Dennoch stellt der Trip im Kinofilm ein Problem dar. Zwar ist seine Darstellung formal meistens recht unspektakulär, tendentiell eskapistisch ist die Euphorie-Feier im Spielfilm jedoch durch ihre Funktionslosigkeit als Erzählfigur. Ihr anti-logischer Raum besitzt innerhalb der Teleologie einer Erzählung oder eines Genres ein nahezu anarchisches Potential.

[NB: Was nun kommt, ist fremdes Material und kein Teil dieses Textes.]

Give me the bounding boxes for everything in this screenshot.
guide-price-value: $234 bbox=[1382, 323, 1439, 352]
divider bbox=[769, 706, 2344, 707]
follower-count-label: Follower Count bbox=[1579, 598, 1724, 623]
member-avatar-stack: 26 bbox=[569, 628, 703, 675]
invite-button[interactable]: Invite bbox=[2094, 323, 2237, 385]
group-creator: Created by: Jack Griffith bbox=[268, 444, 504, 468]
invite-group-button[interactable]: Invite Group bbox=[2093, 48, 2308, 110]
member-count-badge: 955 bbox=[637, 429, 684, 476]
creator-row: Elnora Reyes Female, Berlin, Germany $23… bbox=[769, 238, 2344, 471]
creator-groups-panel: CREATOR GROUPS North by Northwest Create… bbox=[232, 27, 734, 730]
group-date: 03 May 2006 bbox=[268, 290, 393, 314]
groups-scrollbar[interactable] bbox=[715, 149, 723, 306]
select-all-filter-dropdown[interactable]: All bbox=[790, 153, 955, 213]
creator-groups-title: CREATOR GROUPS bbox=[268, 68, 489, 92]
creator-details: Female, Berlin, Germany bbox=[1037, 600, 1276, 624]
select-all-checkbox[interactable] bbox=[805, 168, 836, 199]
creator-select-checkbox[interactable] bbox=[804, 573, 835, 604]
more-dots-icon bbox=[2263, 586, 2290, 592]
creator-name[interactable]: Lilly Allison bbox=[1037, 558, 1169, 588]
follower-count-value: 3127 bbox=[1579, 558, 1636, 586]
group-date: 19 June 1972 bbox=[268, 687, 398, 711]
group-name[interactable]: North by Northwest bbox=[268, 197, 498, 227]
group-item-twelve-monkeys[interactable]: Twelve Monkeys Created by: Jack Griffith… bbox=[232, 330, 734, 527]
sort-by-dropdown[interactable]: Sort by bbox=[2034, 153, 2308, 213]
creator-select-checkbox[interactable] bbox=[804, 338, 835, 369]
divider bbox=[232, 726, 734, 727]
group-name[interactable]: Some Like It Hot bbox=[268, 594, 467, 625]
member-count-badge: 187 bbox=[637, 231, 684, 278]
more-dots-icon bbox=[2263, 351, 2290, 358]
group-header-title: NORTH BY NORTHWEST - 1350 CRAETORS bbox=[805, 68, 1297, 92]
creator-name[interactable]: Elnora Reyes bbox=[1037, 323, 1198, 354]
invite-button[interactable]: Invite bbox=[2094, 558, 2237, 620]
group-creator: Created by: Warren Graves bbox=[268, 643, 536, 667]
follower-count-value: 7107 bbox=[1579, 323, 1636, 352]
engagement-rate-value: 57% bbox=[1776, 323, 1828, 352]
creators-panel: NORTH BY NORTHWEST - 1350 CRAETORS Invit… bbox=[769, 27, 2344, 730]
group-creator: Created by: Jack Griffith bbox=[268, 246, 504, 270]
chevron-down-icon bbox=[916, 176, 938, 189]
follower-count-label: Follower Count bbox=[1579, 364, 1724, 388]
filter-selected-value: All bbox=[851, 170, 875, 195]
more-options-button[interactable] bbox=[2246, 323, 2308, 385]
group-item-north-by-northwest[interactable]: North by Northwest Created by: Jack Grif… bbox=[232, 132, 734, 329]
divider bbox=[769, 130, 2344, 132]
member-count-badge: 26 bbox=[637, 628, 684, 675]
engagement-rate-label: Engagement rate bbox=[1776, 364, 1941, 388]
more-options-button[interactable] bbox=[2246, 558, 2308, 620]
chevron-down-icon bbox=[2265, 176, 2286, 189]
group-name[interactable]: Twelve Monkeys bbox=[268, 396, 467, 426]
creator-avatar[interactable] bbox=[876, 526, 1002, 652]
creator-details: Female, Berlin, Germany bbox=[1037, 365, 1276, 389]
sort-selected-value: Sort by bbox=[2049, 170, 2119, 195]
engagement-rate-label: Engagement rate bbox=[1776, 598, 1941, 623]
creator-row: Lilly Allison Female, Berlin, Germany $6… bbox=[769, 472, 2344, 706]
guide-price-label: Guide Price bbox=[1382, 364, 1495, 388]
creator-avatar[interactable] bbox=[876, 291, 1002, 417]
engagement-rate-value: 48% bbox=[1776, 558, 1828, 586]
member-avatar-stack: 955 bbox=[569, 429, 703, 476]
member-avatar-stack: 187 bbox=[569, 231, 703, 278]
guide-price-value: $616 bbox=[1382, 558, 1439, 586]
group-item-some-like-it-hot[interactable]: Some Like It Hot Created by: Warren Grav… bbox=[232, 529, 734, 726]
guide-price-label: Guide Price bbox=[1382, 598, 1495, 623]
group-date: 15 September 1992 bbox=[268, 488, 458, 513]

Ganz unpsychedelisch hat Lars von Trier diese Möglichkeit in „Idioten“ ausgetestet und seinem Publikum erfolgreich, wie ich meine, gezeigt, wie stark ungeschminkte Euphorie im Kino verstört. Nicht nur in sich ist solch eine sinnfreie Enklave anarchisch, sie ist es auch, was die Beförderung der Handlung des restlichen Films anbelangt. Nur so sind die vielen Morde „under the influence“ zu erklären, die sich in der Kategorie „Wendung zum schlechten Trip“ abspielen, welche gleichermaßen dem Trip ein Ende setzen und ihm eine Berechtigung für den Fortgang der Handlung abzwingen.
Solcher Funktion entledigt bietet sich bei den isolierten Trip-Szenen ein Blick auf Strategien der Inszenierung der halluzinogenen Erfahrung selbst an. Denn die Abfolge ermöglicht eine Probe aufs Exempel, bis hin zu der Frage, welche Art von Erfahrung vermittelt werden will. Geht es etwa um eine Anstiftung zum Nachmachen oder können sogar euphorische Stimmungen direkt im Kinosaal stimuliert werden?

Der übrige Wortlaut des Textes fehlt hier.